一 建築途中の未だ独立の不動産に至らない建前に第三者が材料を供して工事を施し独立の不動産である建物に仕上げた場合における建物所有権の帰属は、民法二四六条二項の規定に基づいて決定すべきである。 二 建築途中の未だ独立の不動産に至らない建前に第三者が材料を供し工事を施して仕上げた建物の所有権の帰属を民法二四六条二項の規定に基づいて決定する場合において、建前が、屋根瓦が葺かれ、荒壁が塗られて法律上独立の不動産である建物としての要件を具備するに至つた時点における状態に基づいてではなく、加工者の工事が一応終了したと認められる時点までの間に加工者が加えた工事及び材料の価格と建前の価格とを比較して決定すべきである。

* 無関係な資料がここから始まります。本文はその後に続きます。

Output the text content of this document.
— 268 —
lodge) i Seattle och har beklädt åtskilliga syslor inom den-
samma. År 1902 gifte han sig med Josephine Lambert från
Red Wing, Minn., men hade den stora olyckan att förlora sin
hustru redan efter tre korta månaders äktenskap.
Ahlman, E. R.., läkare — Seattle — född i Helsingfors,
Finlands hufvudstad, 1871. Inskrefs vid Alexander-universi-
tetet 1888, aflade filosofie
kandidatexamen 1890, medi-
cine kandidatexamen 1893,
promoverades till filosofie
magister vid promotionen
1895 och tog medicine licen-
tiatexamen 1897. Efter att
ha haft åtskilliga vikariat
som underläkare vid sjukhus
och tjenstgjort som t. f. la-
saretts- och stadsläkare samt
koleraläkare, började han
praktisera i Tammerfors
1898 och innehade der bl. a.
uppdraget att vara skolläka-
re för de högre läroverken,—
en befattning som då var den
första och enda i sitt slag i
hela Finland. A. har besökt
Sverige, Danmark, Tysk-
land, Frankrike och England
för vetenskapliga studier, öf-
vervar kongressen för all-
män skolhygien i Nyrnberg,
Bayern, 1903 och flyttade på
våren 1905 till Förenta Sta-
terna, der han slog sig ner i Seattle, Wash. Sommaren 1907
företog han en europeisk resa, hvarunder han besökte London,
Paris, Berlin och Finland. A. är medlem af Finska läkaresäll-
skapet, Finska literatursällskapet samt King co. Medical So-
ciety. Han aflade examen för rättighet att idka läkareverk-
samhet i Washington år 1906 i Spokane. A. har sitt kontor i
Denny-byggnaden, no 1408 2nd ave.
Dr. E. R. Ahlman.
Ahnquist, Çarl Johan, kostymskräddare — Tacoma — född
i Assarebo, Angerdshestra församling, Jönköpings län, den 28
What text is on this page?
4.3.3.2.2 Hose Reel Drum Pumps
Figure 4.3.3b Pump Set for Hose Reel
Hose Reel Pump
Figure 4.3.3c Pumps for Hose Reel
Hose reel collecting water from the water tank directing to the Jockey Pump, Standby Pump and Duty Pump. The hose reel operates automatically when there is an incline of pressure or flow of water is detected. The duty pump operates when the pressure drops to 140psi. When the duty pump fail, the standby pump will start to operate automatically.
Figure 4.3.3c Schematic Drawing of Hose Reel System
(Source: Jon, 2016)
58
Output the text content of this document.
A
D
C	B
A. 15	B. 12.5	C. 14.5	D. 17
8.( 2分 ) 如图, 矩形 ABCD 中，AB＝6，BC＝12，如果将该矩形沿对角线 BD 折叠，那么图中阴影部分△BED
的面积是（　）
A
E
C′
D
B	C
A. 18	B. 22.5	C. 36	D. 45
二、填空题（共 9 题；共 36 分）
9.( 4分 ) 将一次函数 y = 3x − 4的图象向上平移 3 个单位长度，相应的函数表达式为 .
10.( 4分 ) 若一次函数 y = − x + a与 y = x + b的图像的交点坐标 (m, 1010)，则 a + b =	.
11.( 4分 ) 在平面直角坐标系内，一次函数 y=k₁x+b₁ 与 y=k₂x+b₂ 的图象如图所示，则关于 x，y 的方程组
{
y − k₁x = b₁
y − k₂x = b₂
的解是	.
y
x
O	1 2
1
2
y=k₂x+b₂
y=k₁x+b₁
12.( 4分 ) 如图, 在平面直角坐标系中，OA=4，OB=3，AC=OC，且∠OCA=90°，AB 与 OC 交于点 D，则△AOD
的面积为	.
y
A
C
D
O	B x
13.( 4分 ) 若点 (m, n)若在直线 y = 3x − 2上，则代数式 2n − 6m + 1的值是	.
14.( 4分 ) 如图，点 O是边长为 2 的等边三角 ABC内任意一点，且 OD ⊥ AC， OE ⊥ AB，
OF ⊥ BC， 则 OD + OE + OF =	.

一 建築途中の未だ独立の不動産に至らない建前に第三者が材料を供して工事を施し独立の不動産である建物に仕上げた場合と建物所有権の帰属 二 民法二四六条二項の規定に基づいて加工物の所有権の帰属を決定する場合において他人の動産の価格と比較すべき対象の算定時期
民法243条,民法246条2項
判旨
建築途上の建前に第三者が材料を供して工事を施し独立の建物とした場合、民法246条2項(加工)を適用し、工作による価格の増加が原材料の価格を著しく超えるときは加工者が所有権を取得する。
問題の所在(論点)
建築途中の「建前」に対し、別の者が材料を供給して工事を施し、独立の不動産(建物)に仕上げた場合、その所有権の帰属は民法のどの規定によって決すべきか。また、その際の判断基準となる時点はいつか。
規範
動産(建前)に工作を加えて新たな不動産(建物)を製造した場合、民法243条の附合ではなく、同法246条の加工の規定を適用して所有権の帰属を決定すべきである。具体的には、独立の建物に至った時点ではなく、一連の工事が終了した時点(または中断時)の状態で、加工によって生じた価格(工作及び材料の価格)と、材料である建前の価格を比較し、前者が後者を著しく超える場合には、加工者が建物の所有権を取得する。
重要事実
下請負人Dは建物の建築に従事し、棟上げ及び屋根下地板の設置まで完了したが、元請負人からの報酬未払いを理由に工事を中断した。この時点では「建前」の状態であり、独立の不動産ではなかった。その後、施主である被上告人は別の業者Gと請負契約(完成後の所有権を施主に帰属させる特約付)を締結。Gは自ら材料を供して屋根、壁、内装等の工事を続行し、建物としての実体を備えるに至った。この際、Dが築造した建前の価格は約90万円であったのに対し、Gの工事による増加価値を含む未完成建物の価格は約418万円であった。
あてはめ
本件におけるGの工事は、単なる修繕にとどまらず、Dの築造した建前に工作を加えて新たな不動産である建物を製造したものといえる。所有権帰属の判定時期は、建物としての要件を具備した瞬間ではなく、工事が中断した時点の状態に基づいて判断すべきである。事実によれば、Gが施した工事及び材料の価格(418万円から90万円を差し引いた額)は、材料である建前の価格(90万円)を遥かに超えており、加工による価格の増加が著しいといえる。したがって、民法246条2項により、建物の所有権はまず加工者であるGに帰属する。その上で、Gと被上告人(施主)との間には、建物所有権を被上告人に帰属させる旨の特約があるため、同特約に基づき、最終的な所有権は被上告人に帰属する。
結論
本件建物の所有権は被上告人に帰属する。建築途中の建前に後続の業者が工作を施した場合は加工の規定(民法246条2項)により解決されるべきであり、本件では加工による増加価値が原材料価格を凌駕しているためである。
実務上の射程
建物の所有権帰属に関する基本判例であり、特に「建前」から「建物」への移行期に複数の関与者がいる場合に有用。答案上は、まず現状が「建物」か「動産(建前)」かを画定した上で、動産である場合には加工の規定を適用するという論理構成を採る。施主との特約の有無を検討し忘れないよう注意が必要である。